Ларионов долго провожал их взглядом. Вот они догнали Федосью с Валькой и засмеялись, как кокетливо смеются женщины в предвкушении важного выступления, – главной игры в жизни любой женщины, – выступления перед мужчинами.

Он не мог ясно понять, что его так возбуждало и беспокоило одновременно. То ли ревность вскипала в нем; то ли горечь оттого, что не мог он представить себя на этом празднике в гимнастерке надсмотрщика лагеря среди заключенных, которые и так думали о нем много дурного; то ли был возбужден от сознания того, как прекрасно радоваться жизни в любых обстоятельствах; то ли томим желанием быть там, с людьми, с Верой.

Он даже почувствовал, как увлажнились ладони, как быстрее забился пульс и как его невольно охватило волнение, которое все же было скорее приятным, нежели тревожным.
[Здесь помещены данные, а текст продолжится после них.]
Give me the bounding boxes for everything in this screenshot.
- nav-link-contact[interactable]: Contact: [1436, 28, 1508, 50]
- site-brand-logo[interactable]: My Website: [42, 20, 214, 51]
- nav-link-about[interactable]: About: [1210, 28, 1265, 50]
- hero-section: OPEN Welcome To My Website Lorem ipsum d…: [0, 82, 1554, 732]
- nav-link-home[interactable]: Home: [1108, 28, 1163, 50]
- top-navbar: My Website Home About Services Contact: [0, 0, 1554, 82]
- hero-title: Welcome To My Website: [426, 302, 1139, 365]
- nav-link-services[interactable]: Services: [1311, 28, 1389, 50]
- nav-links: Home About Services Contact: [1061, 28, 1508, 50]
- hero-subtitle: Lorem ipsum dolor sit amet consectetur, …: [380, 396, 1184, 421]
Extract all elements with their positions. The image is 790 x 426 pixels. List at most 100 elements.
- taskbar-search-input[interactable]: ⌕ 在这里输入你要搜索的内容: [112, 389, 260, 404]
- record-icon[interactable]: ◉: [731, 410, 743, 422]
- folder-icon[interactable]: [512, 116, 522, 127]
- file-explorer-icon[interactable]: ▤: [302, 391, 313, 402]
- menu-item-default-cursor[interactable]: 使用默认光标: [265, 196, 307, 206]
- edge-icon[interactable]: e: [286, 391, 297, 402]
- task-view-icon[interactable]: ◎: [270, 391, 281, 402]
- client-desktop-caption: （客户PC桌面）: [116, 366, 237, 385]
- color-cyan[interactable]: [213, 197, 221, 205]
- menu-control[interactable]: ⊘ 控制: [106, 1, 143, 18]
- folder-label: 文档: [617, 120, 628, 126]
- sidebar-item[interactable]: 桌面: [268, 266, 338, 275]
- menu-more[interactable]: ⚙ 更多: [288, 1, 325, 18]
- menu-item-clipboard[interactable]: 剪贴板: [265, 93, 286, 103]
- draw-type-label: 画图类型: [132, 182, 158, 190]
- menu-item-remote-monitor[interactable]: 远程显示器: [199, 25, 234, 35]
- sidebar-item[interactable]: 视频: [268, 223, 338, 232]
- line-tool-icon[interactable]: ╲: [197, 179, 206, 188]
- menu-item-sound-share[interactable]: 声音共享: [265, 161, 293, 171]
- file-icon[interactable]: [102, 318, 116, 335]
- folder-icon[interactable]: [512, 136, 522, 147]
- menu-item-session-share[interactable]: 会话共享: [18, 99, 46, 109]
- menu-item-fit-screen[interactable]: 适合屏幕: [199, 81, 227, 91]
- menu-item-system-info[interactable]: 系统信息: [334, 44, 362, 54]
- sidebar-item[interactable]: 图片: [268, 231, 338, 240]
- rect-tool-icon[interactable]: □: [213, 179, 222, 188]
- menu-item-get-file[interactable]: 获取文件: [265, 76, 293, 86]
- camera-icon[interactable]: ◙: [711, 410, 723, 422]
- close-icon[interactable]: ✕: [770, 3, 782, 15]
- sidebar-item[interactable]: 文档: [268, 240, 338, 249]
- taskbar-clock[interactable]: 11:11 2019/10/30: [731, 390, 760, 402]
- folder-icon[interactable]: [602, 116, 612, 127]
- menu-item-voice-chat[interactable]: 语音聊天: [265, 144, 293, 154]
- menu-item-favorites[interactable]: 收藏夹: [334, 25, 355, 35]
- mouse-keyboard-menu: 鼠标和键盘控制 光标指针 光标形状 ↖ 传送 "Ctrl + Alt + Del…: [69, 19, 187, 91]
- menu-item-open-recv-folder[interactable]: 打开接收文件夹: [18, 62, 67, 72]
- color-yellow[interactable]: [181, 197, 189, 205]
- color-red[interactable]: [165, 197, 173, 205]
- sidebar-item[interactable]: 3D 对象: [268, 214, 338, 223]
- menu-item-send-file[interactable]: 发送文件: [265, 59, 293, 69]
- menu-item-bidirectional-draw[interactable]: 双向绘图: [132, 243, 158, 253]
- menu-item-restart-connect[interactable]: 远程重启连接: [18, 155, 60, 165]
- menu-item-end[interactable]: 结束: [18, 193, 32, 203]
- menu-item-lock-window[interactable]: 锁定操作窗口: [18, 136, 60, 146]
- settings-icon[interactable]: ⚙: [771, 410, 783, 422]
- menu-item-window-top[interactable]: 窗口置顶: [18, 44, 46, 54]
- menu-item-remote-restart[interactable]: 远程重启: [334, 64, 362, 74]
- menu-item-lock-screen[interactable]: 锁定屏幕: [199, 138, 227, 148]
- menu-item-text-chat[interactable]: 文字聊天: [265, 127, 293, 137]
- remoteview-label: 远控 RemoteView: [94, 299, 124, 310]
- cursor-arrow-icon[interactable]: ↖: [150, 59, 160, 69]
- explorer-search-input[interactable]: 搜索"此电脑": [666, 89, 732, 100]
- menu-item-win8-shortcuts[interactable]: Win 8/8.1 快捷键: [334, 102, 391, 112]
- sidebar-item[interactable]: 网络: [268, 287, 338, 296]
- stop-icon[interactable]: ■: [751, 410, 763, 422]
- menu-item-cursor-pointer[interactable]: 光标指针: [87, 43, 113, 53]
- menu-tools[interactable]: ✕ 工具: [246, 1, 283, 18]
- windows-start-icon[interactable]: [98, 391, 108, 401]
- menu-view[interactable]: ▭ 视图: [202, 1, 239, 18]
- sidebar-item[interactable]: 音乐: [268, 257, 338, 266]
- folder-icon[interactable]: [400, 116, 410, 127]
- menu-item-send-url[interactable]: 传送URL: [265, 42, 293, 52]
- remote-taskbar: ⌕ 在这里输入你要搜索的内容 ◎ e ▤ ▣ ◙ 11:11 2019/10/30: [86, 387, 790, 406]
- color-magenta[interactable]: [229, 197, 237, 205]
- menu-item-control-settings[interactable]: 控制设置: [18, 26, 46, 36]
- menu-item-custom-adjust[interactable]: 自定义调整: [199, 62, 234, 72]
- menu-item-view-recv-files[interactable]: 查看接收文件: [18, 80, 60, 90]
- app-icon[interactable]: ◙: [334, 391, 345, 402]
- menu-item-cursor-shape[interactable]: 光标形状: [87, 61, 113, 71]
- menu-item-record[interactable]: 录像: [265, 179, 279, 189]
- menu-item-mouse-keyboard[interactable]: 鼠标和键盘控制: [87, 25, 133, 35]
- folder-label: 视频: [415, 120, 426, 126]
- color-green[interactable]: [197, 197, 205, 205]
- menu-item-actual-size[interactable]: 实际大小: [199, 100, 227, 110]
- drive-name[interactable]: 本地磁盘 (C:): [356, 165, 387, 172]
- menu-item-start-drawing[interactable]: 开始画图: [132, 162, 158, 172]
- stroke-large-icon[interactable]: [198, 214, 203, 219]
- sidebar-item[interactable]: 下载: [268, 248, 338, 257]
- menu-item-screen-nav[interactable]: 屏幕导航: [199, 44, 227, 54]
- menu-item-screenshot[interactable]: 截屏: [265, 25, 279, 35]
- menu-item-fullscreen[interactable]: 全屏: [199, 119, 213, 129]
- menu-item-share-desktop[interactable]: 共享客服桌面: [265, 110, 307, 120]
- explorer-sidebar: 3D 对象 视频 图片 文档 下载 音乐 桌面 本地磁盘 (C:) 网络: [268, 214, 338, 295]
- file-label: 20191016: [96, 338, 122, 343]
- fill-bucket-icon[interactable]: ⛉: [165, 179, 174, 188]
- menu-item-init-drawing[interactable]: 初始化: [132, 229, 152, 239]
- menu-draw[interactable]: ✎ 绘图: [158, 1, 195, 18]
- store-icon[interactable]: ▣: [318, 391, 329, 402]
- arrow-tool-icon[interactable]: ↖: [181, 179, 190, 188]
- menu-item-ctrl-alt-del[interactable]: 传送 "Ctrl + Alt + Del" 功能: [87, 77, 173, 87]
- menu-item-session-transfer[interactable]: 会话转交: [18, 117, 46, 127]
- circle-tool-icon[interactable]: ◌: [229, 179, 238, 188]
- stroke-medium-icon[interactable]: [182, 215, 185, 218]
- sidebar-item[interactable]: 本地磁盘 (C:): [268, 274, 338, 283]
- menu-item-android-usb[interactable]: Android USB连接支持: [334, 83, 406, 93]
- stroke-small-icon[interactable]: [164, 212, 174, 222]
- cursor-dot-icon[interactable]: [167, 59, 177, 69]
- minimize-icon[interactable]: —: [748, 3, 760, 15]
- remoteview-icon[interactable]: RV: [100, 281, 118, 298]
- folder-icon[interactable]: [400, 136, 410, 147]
Ларионов будто вернулся на мгновение в то время, когда они с Верой познакомились. Ощущение прохлады в груди и предвкушение совершенно неожиданных чувств походили на те, что он испытал тогда. Это брожение в крови оказалось не обычным плотским возбуждением, а сильнейшим любовным и душевным переживанием, которое так легко испытывают молодые люди, особенно в дни возникающей первой любви.

Кабинет снова показался тюрьмой. Воцарившаяся в доме тишина и тиканье часов были единственными и вечными спутниками его одинокой жизни.

Ларионов усмехнулся. Он словно был готов теперь принять это одиночество с пугающим осознанием его неизбежности и смирением, которое пришло от понимания, что обреченность теперь оправдана, что в ней есть смысл. И этот смысл заключался в охранении Веры и народа зоны.